Il modello vincente del Napoli di De Laurentiis
La società di calcio, che ragiona e sgobba come un imprenditore del Nordest, funziona
Due foto per delimitare il campo di gioco. Una. Un buontempone di Twitter posta ieri la foto del ragazzo di Tiananmen che ferma da solo i carri armati: “Pechino un tifoso dell’#Inter protesta contro il governo cinese per il blocco degli investimenti a #Suning”. Due. Sul sito Spazionapoli.it uno striscione apparso in città contro Aurelio De Laurentiis: “Buffone e prepotente, Napoli è della gente”. Lo sfottò interista colpisce nel segno. Milano è ricca e globalizzata, il calcio-business è passato nelle floride mani cinesi. Però il padrone sta a Nanchino, e la sponda bauscia è a stecchetto come un club di seconda fascia. Lo striscione di Napoli, invece, è semplicemente assurdo. Napoli, nel conto economico, non vale Milano. Dal punto di vista dell’organizzazione generale, neanche. E a dirla tutta, anche mettendo a confronto le figurine dei sindaci e di certuni magistrati, Milano è messa meglio. Ma il calcio. Il calcio, oggi come oggi, no. Il Napoli S.S.C. è un fior di squadra, gioca il miglior calcio, ha campioni magnifici, un allenatore esteticamente impresentabile ma di rara bravura. Puntano in alto, come ai tempi di Maradona. In più è una società solida, con i conti in ordine. Ha chiuso il calciomercato con 3,75 milioni di perdita: un bruscolino. Secondo il sito Calcioefinanza.it il prossimo bilancio della società chiuderà a 307 milioni di euro, raddoppiando quasi l’esercizio precedente chiuso a 155 milioni. A fronte dello sprofondo delle altre big il Napoli, che fattura molto meno, ha i conti praticamente in ordine. A vincere lo scudetto i napoletani si divertirebbero di più, ma sappiano che con i conti in rosso, poi al massimo arrivano i cinesi.
Il merito di tutto questo è del padrone del vapore, Aurelio De Laurentiis. Quello cui, paradossalmente, una frangia di napoletani dà di “buffone e prepotente”. Non serve presentarlo.
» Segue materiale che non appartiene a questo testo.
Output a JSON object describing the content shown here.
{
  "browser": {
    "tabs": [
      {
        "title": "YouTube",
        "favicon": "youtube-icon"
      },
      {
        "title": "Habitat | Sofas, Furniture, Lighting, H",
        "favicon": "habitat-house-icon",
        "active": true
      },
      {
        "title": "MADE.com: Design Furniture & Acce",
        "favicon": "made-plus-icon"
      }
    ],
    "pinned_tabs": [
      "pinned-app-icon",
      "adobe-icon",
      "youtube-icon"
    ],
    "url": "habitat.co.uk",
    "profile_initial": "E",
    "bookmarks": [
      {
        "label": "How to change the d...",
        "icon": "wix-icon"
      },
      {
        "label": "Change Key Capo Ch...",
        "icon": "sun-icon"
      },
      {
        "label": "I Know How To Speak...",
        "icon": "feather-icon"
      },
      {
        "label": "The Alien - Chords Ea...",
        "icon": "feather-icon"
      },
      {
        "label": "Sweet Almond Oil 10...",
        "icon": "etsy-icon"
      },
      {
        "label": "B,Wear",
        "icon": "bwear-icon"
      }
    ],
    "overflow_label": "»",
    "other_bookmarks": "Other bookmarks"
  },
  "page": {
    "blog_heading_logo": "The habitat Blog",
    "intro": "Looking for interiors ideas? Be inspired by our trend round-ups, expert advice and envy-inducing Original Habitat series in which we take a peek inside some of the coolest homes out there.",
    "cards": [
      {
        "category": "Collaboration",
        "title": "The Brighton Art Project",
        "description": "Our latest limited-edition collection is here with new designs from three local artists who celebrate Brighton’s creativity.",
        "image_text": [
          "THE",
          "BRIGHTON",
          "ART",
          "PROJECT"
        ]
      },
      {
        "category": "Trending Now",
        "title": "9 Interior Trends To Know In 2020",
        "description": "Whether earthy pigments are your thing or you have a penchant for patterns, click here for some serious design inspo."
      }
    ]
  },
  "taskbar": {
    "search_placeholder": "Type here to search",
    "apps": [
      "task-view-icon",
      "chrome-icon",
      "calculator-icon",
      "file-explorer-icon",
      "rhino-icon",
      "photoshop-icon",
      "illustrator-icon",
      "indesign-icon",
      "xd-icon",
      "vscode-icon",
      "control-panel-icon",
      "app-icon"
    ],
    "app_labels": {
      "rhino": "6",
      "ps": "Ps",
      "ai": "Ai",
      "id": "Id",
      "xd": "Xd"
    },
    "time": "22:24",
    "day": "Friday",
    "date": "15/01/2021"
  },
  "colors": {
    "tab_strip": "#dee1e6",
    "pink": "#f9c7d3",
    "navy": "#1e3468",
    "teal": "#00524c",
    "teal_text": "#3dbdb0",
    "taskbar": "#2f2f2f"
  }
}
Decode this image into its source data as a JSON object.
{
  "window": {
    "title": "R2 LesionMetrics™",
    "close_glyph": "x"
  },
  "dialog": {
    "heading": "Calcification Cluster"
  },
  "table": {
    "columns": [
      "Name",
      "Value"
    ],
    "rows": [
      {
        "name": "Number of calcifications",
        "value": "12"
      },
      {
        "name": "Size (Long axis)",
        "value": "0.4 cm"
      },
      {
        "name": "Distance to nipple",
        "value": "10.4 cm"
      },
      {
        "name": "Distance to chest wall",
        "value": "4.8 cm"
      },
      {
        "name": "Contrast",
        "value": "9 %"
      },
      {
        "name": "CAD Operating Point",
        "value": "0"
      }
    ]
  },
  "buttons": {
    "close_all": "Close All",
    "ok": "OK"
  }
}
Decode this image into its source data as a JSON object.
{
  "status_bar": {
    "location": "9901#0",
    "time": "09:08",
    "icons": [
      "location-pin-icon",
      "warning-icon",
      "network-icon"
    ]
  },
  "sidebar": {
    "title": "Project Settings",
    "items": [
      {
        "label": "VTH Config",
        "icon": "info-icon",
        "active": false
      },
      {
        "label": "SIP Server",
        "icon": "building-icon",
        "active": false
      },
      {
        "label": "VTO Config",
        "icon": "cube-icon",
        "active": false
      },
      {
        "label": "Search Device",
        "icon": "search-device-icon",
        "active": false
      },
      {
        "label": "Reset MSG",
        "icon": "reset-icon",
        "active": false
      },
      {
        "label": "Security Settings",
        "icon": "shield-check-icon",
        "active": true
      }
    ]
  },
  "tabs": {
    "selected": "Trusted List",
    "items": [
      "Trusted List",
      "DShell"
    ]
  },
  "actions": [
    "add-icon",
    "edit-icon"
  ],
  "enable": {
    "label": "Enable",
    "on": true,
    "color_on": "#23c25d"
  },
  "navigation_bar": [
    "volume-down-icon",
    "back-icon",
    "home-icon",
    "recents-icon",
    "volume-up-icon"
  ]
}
Produttore cinematografico di cotanta stirpe, outspoken e overdressed, padronale e antipatico, il che per altri significa avere carattere. Uno che vuole dare lustro alla città e goderne il riflesso, ma senza rovinarsi. E invece interessante è domandarsi se il Napoli di ADL sia una casualità, o un modello. E bisogna dire che sì, è un caso di scuola. Come ha fatto ADL a portare il Napoli fin qui?
Ad esempio lo scorso anno, sfidando a camicia aperta l’odio dell’intera città, ha venduto Higuaín alla Juve per 90 milioni. A tutt’oggi ci ha guadagnato lui. Nelle scorse settimane il suo portierone comprato al discount, Pepe Reina, voleva andarsene al Psg. Lui ha risposto che ha ancora un anno di contratto, e a casa sua i contratti si rispettano. Pepe ha fatto un po’ di sceneggiata napoletana, alla fine s’è detto orgoglioso di restare. Aumenti non ne concede, o molto malvolentieri. Più che con un cinematografaro sembra un armatore di baleniere. Tenere la briglia stretta e la panchina corta, a rischio di far schiattare la squadra (è quel che gli rimproverano i tifosi) è la sua filosofia. ADL è un modello anomalo, per Napoli. Perché ragiona e agisce come un imprenditore del Nordest: sgobbare, produrre, rigare dritto, i soldi non si buttano, con le banche non ci si indebita. E capitemi bene, ragazzi: gli straordinari non si pagano. In una città che ha sempre fatto dello splendore e del talento i suoi punti di forza, ma anche il suo modello dis-organizzativo e il suo limite imprenditoriale, il Napoli gestito come un’azienda padana è un bel modello. Se il resto della città, invece di chiagnere, facesse come lui.